Use the REPL node when you need to:
  • Transform or format data between nodes
  • Perform mathematical calculations
  • Parse or manipulate strings
  • Implement custom business logic
  • Process API responses into structured formats

Configuration

REPL Configuration

Basic Settings

  • Title: A descriptive name for the node (e.g., “Calculate Total”, “Format Response”).
  • Description: Document what your code does for future reference.

Runtime Environment

The REPL node runs in a secure, sandboxed environment. Below are the supported functions, libraries, and specific limitations.

Core Requirements

  • Mandatory Main Function: Your code must include a def main(): function.
  • Guarded Iteration: for and while loops are supported but monitored to prevent infinite execution.

Built-in Functions

You can use standard Python built-ins for data manipulation:
  • Collection Helpers: list, dict, tuple, set, enumerate, reversed
  • Math & Logic: max, min, sum, abs, all, any
  • Utilities: type

Supported Libraries

The following standard libraries are pre-installed and safe to import:
  • Data & Formats: json, xml, base64, pandas
  • Networking: requests
  • Time & Dates: datetime, time
  • Utilities: re (Regex), hashlib, hmac, secrets, typing
  • Database: sqlalchemy, sqlalchemy.orm, psycopg2

Security Restrictions

To ensure platform stability, the following are blocked:
  • File System: No file I/O operations (e.g., open()).
  • System Access: No OS/system functions or arbitrary imports outside the allowlist.

Input Code

The code editor where you write your Python script.

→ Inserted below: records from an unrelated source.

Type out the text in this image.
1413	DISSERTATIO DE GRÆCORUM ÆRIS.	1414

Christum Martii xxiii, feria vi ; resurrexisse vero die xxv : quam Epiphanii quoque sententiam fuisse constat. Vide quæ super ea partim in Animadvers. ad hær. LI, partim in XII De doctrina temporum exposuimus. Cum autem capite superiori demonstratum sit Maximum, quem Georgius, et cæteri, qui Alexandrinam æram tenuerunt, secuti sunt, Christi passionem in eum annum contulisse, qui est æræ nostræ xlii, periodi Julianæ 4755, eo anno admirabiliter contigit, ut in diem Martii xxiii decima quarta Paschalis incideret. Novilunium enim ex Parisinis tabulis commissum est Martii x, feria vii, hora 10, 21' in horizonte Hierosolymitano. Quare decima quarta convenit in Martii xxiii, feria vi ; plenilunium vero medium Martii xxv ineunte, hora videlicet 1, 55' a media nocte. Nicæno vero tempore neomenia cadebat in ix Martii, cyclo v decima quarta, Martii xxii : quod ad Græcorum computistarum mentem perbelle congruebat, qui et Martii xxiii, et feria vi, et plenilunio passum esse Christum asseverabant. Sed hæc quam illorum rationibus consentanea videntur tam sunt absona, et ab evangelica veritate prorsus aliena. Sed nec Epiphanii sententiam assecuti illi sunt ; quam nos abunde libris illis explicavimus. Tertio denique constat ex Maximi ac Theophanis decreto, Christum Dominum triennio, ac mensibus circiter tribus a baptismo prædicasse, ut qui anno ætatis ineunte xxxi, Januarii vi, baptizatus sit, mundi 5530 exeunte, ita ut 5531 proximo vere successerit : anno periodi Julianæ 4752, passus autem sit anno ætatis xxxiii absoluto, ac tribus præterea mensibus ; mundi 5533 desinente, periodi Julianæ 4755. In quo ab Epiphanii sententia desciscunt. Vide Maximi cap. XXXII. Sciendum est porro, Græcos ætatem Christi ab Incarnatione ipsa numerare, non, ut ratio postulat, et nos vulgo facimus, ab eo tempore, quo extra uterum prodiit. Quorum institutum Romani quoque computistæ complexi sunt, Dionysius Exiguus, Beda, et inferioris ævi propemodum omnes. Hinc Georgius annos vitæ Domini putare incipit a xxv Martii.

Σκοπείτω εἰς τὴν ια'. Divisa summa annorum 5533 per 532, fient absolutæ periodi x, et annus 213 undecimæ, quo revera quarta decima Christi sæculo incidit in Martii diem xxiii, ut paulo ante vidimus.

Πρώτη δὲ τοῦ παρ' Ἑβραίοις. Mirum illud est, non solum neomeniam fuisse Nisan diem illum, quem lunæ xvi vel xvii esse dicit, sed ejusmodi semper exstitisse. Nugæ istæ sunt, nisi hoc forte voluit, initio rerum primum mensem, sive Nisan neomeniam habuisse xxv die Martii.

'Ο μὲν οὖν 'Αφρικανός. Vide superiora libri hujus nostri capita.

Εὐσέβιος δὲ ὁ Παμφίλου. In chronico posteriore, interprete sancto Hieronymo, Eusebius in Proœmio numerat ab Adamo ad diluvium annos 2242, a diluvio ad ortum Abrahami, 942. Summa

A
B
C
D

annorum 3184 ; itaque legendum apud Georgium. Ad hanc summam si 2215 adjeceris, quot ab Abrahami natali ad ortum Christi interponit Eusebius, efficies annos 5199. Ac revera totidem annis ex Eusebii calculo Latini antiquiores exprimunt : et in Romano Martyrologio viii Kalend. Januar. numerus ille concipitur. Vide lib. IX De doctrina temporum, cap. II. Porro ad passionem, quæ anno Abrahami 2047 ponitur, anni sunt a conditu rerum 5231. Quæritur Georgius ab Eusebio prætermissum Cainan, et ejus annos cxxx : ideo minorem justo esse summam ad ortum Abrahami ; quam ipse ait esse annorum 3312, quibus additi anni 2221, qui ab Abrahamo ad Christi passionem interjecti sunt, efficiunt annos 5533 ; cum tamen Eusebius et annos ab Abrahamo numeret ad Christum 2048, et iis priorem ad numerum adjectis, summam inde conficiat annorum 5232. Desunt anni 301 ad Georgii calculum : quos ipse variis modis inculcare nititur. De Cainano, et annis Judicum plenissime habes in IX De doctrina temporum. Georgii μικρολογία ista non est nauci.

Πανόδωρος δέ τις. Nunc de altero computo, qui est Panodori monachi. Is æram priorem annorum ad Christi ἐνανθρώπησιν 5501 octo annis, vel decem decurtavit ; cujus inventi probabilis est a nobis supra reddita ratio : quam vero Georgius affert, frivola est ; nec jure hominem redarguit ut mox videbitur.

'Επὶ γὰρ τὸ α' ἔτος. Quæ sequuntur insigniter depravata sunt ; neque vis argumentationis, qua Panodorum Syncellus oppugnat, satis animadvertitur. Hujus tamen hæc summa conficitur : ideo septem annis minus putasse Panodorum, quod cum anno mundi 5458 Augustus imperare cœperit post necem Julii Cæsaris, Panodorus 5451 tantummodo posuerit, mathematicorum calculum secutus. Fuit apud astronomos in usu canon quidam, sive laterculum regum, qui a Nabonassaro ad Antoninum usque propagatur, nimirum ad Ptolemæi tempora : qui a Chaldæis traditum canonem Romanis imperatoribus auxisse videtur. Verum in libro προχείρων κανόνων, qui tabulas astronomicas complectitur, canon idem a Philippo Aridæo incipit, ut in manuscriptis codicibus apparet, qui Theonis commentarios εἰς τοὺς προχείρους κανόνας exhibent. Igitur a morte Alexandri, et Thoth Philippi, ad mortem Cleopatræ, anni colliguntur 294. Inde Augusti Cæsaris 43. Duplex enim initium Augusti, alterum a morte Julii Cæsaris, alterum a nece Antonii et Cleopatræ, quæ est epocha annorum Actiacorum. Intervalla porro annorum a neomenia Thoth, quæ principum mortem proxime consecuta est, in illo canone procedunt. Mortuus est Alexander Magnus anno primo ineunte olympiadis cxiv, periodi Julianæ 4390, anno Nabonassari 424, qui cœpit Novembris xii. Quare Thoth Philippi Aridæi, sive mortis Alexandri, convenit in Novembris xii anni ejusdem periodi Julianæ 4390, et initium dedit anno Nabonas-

Your code has access to:
  • Workflow variables: Use {{variable_name}} syntax to access variables from previous nodes.
  • Built-in functions: Standard Python libraries for data processing.

Input & Output

  • Input variable selector: Map specific variables from previous nodes to use in your code.
  • Output: The node passes the result of your code execution to downstream nodes via the Output handle.
Example: Parse a JSON response and extract specific fields:
import json
data = json.loads({{api_response}})
result = data.get('items', [])[:5]  # Get first 5 items
Code execution has resource limits and timeouts. Avoid infinite loops and memory-intensive operations.